Carriera fulminante la sua, tanto che l’anno successivo fu addirittura chiamato ad allenare la nazionale, in crisi d’identità dopo la gestione Omar Sívori e i Mondiali del 1974. Prima prova, la Coppa America del 1975. La squadra del El Flaco Menotti sarà eliminata dal Brasile in un girone di ferro, ma metterà in mostra un gioco piacevole e offensivo, prolifico al punto di mettere a segno, il 10 agosto 1975, proprio nella sua Rosario, quella che ad oggi rimane la seconda miglior goleada della storia della Coppa: un incredibile 11-0 al Venezuela. Ma Menotti non si mise in mostra solo per le sue capacità tattiche. Come più tardi dirà Osvaldo Ardiles, anche lui fra i marcatori di quella storica partita, «molti argentini, sudamericani, non si interessano al pane, ma solo ai soldi che ci metti sopra» sottolineando come con Menotti invece la disciplina e l’interesse della squadra fossero fondamentali.

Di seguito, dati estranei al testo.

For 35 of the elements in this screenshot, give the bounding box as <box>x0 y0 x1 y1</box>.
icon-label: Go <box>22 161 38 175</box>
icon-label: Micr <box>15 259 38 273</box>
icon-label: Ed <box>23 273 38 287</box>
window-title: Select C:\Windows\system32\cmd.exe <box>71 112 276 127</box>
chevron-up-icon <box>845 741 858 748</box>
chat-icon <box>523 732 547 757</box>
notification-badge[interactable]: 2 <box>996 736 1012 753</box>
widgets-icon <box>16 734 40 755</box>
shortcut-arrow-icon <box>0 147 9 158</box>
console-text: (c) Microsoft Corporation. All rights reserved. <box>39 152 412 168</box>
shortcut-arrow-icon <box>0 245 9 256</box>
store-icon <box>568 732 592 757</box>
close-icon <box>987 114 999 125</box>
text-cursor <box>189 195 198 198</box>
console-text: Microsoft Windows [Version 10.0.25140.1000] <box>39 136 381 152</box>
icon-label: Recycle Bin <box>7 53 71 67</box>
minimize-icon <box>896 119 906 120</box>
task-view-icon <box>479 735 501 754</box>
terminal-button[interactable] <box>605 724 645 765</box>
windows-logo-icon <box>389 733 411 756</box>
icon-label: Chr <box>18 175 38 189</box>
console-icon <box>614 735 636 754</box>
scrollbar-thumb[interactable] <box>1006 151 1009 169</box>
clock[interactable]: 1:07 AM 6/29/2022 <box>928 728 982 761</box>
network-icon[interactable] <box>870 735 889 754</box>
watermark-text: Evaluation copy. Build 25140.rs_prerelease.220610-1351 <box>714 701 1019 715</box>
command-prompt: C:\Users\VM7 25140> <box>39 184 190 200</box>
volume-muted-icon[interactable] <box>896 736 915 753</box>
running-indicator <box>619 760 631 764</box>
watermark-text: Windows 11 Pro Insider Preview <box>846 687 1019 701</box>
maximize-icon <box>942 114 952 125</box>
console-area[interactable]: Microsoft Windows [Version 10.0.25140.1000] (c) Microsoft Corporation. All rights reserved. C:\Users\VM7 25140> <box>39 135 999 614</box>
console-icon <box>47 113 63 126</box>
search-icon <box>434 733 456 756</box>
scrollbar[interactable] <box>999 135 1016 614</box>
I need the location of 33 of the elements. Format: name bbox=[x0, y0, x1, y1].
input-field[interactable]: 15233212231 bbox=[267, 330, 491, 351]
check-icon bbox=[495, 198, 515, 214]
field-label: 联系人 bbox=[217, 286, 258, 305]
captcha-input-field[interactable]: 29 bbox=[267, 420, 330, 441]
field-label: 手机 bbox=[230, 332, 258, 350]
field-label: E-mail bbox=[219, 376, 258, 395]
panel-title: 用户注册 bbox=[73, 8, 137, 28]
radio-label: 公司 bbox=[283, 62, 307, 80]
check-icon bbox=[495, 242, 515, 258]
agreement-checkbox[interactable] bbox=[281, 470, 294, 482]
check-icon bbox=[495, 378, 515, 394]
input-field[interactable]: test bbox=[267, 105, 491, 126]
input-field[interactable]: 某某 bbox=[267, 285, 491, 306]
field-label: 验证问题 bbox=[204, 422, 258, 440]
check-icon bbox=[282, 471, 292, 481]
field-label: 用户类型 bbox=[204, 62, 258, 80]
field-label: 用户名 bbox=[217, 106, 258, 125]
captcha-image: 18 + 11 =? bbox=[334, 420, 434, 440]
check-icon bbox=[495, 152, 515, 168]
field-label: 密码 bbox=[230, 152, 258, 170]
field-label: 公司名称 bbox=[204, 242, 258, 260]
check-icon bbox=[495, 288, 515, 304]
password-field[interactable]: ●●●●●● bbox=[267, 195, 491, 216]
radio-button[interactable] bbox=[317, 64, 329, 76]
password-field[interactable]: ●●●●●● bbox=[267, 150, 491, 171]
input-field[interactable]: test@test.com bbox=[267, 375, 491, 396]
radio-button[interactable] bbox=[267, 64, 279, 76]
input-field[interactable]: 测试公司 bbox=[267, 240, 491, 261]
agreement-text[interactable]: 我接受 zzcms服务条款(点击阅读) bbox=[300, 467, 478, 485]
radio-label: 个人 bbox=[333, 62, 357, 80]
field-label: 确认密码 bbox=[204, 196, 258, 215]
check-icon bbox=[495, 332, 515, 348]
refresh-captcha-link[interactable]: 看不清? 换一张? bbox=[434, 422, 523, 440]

Tutto questo devono averlo visto – o qualcuno deve averglielo raccontato – anche i dittatori militari quando, una volta preso il potere nel 1976, si ritrovarono fra le mani l’organizzazione di un Mondiale di calcio assegnatogli quattro anni prima, quando ancora la comunità internazionale non immaginava la piega che avrebbe preso la situazione politica argentina. Un enorme regalo da sfruttare nel migliore dei modi. E dal punto di vista tecnico, una soluzione migliore di Menotti non c’era. La squadra era forte e giocava bene, c’era poco da fare gli schizzinosi. Per il resto, a dargli una mano ci avrebbero pensato loro.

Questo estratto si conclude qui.